Roommates are both a blessing and a curse. On one hand, you’re getting someone to split expenses with. On the other hand, you’re losing some of your freedom in your own living quarters. If you don’t approach the situation with the right attitude, roommates can quickly become a nightmare. It’s important to establish a few things from the beginning in order to ensure a peaceful future with your new buddies.
1. Who is Going to Do What?
Are you sharing chores, or is everyone responsible for themselves? Misunderstandings about who is supposed to do what is going to lead to a messy situation, both literally and figuratively. Make sure there are no misunderstandings. You might have to come up with some compromises, and those compromises might involve dishes sitting in the sink a little longer than one person is used to. As long as everyone knows what is supposed to happen and it’s actually getting done, things will be a lot less stressful.
2. Set Privacy Expectations
What things belong to you that you aren’t willing to share? Do you want everyone to stay away from your dresser? Is there one drawer in the bathroom that you don’t want anyone else to open? Say it now. If you’re all sharing WiFi to do schoolwork and download study materials, you might even want to use private connections. Some people like to keep to themselves more than others, and it’s important that everyone’s privacy expectations are being met.
3. Discuss Routines
Does someone work a night job? Does that mean they’ll be cooking dinner when they get home at 4 AM? Some parts of people’s routines can’t be helped, and you might need to bend a little bit to accommodate them. If one roommate likes to have friends over every Sunday night to watch their favorite show, it’s that person’s responsibility to get clearance from everyone else first.
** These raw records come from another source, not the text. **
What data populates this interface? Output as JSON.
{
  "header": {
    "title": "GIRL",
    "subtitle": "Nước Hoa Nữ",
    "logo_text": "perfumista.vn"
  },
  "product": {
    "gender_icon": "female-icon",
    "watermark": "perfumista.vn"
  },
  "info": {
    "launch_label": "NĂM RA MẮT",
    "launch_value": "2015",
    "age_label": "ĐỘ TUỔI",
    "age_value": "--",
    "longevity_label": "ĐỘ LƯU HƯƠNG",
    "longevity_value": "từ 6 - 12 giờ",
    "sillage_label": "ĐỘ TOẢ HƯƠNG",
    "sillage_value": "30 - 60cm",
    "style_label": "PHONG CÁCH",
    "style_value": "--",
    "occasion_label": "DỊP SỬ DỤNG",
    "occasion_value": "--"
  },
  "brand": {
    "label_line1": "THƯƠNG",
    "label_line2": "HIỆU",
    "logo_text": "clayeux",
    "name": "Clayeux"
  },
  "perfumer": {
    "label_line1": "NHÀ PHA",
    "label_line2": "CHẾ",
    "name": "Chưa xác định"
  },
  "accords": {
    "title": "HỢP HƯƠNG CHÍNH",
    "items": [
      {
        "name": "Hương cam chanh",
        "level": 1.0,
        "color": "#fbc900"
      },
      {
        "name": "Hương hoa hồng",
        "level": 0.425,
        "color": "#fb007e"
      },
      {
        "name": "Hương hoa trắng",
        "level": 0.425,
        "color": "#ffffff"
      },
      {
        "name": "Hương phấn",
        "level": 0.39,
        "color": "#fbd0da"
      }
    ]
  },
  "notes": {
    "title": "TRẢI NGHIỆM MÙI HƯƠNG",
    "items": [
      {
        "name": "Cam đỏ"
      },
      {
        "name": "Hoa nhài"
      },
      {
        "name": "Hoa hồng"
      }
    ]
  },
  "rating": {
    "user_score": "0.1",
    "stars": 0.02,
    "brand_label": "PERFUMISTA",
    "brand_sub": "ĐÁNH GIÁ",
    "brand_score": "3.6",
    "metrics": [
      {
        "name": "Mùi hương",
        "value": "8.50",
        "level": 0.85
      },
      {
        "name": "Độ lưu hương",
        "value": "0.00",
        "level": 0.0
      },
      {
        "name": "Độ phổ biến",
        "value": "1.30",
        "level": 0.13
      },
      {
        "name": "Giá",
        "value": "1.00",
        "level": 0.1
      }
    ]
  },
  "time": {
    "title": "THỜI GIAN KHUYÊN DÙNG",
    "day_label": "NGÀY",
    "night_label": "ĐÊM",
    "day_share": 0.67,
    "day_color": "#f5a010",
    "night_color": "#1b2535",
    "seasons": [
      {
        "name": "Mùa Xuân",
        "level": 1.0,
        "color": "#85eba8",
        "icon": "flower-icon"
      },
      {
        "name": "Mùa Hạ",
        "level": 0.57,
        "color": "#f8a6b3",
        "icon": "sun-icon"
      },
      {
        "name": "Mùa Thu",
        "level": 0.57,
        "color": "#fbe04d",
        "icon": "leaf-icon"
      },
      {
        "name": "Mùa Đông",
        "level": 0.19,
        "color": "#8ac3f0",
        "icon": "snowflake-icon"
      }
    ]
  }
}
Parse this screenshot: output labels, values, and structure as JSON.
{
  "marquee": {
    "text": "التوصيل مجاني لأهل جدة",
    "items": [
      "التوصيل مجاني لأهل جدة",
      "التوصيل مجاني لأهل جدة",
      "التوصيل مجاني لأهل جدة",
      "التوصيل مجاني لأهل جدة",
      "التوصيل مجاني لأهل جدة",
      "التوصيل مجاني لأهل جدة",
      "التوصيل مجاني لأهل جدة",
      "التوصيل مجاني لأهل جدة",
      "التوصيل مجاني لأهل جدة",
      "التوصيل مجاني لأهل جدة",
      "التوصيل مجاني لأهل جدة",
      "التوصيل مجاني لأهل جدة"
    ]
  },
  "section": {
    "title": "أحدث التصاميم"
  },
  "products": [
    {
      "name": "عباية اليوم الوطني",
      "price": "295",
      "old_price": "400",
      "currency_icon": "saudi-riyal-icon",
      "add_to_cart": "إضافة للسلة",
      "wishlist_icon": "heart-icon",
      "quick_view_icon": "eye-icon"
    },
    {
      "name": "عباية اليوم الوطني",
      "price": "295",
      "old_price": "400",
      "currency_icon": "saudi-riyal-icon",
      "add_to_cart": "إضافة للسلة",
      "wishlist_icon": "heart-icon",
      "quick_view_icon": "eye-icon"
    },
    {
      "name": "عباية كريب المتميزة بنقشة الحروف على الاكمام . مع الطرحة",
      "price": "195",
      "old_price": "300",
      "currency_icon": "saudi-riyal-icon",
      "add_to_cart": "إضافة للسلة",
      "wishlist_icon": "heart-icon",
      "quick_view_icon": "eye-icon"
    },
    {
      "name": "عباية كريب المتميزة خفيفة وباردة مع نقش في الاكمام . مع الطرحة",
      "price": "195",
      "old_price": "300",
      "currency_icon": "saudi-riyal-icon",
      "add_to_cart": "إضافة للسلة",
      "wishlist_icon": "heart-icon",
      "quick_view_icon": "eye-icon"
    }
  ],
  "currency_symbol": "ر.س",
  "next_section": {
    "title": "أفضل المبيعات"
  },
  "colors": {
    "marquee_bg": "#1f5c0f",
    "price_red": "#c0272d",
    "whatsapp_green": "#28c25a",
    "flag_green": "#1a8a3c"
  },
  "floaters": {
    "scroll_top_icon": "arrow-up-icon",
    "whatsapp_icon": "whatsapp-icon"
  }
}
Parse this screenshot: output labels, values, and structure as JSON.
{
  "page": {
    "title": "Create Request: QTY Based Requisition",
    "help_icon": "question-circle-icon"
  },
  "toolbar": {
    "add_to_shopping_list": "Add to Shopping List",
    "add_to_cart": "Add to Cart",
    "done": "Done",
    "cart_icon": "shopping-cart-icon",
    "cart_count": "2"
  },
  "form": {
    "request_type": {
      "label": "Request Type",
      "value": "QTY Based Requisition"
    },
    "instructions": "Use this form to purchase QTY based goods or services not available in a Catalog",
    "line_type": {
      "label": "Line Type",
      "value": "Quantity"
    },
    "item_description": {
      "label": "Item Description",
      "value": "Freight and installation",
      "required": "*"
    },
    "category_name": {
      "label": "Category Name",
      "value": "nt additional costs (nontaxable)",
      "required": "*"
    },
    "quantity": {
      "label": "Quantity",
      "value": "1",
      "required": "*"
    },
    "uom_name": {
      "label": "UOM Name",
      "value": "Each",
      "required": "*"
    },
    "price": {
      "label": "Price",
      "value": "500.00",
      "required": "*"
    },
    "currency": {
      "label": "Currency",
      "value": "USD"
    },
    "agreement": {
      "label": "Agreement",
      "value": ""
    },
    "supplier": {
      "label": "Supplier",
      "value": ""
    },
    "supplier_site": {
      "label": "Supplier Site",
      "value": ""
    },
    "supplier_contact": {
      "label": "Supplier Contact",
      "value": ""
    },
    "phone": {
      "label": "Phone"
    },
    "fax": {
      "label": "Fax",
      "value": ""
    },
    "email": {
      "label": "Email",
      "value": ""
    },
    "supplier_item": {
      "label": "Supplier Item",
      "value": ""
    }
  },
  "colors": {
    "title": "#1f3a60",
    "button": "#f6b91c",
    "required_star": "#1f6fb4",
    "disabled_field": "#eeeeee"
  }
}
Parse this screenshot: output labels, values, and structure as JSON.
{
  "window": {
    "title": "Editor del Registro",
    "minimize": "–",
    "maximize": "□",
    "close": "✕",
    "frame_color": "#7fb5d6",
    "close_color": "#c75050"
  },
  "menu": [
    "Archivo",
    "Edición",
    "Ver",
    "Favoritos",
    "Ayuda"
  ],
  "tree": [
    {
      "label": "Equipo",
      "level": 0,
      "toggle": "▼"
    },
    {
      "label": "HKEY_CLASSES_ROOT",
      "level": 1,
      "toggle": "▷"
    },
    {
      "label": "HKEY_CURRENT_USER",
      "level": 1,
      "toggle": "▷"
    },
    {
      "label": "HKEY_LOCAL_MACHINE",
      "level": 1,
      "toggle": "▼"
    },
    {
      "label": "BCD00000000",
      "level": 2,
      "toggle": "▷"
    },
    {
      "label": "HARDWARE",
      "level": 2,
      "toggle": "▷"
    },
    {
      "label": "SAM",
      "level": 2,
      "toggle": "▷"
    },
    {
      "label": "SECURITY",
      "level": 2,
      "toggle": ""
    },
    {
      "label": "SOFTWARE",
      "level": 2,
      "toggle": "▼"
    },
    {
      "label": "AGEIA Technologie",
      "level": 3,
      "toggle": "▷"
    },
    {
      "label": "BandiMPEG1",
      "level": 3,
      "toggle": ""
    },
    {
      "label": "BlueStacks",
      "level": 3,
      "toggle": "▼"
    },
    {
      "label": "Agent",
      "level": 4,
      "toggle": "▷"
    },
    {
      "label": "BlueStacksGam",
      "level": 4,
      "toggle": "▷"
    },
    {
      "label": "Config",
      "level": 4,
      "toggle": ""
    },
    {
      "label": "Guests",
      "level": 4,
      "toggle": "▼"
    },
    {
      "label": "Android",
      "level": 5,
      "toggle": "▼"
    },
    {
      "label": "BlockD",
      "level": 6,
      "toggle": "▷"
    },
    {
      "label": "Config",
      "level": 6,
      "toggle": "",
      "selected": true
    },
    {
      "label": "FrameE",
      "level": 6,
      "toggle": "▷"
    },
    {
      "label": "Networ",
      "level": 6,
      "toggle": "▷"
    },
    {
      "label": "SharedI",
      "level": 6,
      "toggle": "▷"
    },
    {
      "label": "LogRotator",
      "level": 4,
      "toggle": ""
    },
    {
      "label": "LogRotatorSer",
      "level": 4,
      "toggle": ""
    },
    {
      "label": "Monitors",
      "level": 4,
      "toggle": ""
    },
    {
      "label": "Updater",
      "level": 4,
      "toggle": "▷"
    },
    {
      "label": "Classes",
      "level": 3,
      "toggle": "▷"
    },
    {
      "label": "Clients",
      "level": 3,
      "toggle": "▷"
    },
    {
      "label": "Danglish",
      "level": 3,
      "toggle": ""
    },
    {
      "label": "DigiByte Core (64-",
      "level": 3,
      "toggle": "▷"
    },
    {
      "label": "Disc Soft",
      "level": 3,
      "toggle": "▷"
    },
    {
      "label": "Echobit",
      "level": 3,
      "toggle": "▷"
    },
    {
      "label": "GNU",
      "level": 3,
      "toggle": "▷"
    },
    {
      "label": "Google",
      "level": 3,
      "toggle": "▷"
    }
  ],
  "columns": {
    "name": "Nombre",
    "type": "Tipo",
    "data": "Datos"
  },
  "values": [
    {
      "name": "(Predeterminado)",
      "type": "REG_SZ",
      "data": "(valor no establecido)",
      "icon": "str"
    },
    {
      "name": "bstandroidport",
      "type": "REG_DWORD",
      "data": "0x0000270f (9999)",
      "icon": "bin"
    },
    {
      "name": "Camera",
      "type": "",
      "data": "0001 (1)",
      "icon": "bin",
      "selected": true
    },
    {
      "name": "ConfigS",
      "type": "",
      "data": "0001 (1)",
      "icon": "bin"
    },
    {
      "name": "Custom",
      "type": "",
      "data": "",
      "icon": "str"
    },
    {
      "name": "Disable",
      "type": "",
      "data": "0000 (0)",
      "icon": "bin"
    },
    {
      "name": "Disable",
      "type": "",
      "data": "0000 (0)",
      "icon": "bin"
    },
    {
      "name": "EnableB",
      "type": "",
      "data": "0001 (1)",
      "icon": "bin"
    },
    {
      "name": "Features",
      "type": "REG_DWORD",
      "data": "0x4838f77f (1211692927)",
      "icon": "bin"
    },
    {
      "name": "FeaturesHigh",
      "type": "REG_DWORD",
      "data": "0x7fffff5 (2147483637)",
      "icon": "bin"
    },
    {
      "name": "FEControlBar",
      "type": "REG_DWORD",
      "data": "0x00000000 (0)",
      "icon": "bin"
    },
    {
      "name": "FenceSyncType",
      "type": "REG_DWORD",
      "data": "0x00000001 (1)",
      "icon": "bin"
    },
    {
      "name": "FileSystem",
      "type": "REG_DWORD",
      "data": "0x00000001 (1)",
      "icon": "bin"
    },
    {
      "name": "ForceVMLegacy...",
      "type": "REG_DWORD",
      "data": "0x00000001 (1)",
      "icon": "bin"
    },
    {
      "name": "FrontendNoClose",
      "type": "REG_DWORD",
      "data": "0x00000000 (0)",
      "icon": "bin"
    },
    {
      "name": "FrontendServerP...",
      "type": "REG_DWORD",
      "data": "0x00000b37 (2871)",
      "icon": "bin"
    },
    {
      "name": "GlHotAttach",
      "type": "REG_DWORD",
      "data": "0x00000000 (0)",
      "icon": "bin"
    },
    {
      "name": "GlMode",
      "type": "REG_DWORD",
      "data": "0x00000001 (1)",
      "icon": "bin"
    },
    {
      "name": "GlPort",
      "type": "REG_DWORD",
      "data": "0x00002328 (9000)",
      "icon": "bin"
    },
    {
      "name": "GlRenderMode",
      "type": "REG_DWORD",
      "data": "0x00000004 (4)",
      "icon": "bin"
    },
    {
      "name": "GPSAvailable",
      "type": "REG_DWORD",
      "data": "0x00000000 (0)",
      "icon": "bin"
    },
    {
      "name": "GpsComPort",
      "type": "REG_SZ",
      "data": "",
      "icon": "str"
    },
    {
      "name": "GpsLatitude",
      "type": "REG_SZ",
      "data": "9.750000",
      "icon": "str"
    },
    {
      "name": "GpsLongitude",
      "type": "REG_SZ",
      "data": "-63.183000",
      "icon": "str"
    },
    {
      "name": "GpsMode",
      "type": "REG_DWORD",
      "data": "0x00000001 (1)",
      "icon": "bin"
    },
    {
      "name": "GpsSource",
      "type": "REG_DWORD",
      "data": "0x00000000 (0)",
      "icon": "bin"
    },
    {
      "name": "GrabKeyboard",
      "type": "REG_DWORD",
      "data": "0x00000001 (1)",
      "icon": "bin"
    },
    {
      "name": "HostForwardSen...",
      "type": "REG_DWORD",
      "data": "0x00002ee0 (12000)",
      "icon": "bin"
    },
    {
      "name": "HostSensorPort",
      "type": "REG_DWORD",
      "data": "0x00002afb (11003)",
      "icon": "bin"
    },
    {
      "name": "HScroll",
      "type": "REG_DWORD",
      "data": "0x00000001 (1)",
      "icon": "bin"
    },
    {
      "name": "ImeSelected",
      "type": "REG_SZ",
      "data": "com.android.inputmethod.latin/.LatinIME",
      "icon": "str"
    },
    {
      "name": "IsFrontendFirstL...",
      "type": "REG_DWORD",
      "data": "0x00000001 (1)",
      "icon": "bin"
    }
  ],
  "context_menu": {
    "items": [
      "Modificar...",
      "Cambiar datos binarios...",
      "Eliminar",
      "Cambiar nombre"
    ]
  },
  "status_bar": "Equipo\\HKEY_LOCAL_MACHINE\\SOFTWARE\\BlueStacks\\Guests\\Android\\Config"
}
4. Run a Volume Check, Adjust Accordingly
The volume check is one of the most important tests. How loud is the music coming from the bedroom? Is the living room TV on too loud? Check to make sure nobody else’s noise is going to disturb the other roommates. Write down what volume levels are acceptable when other people are sleeping or trying to study. You’ll argue less later on, and everyone can be more productive.
5. Have a “No Passive Aggressive Roommate” Rule
When someone is bothering someone else, you need to be able to discuss it immediately. By now, we’re all familiar with the trope of roommates leaving each other passive aggressive notes. Those notes only escalate the conflict. Make a promise to be direct but polite with each other from the beginning. Saying “Hey, this bothers me. How can we both be happy about fixing it?” the moment something comes up will fetch much better results than saying “I am going to strangle you if you ever look at me again.” Always keep the lines of communication open.
Roommates can be difficult to live with sometimes, even when you really enjoy their company. The most important thing to remember is that roommates aren’t forever. Enjoy the good times, and when inevitable bumps in the road pop up, remind yourself that they aren’t the end of the world.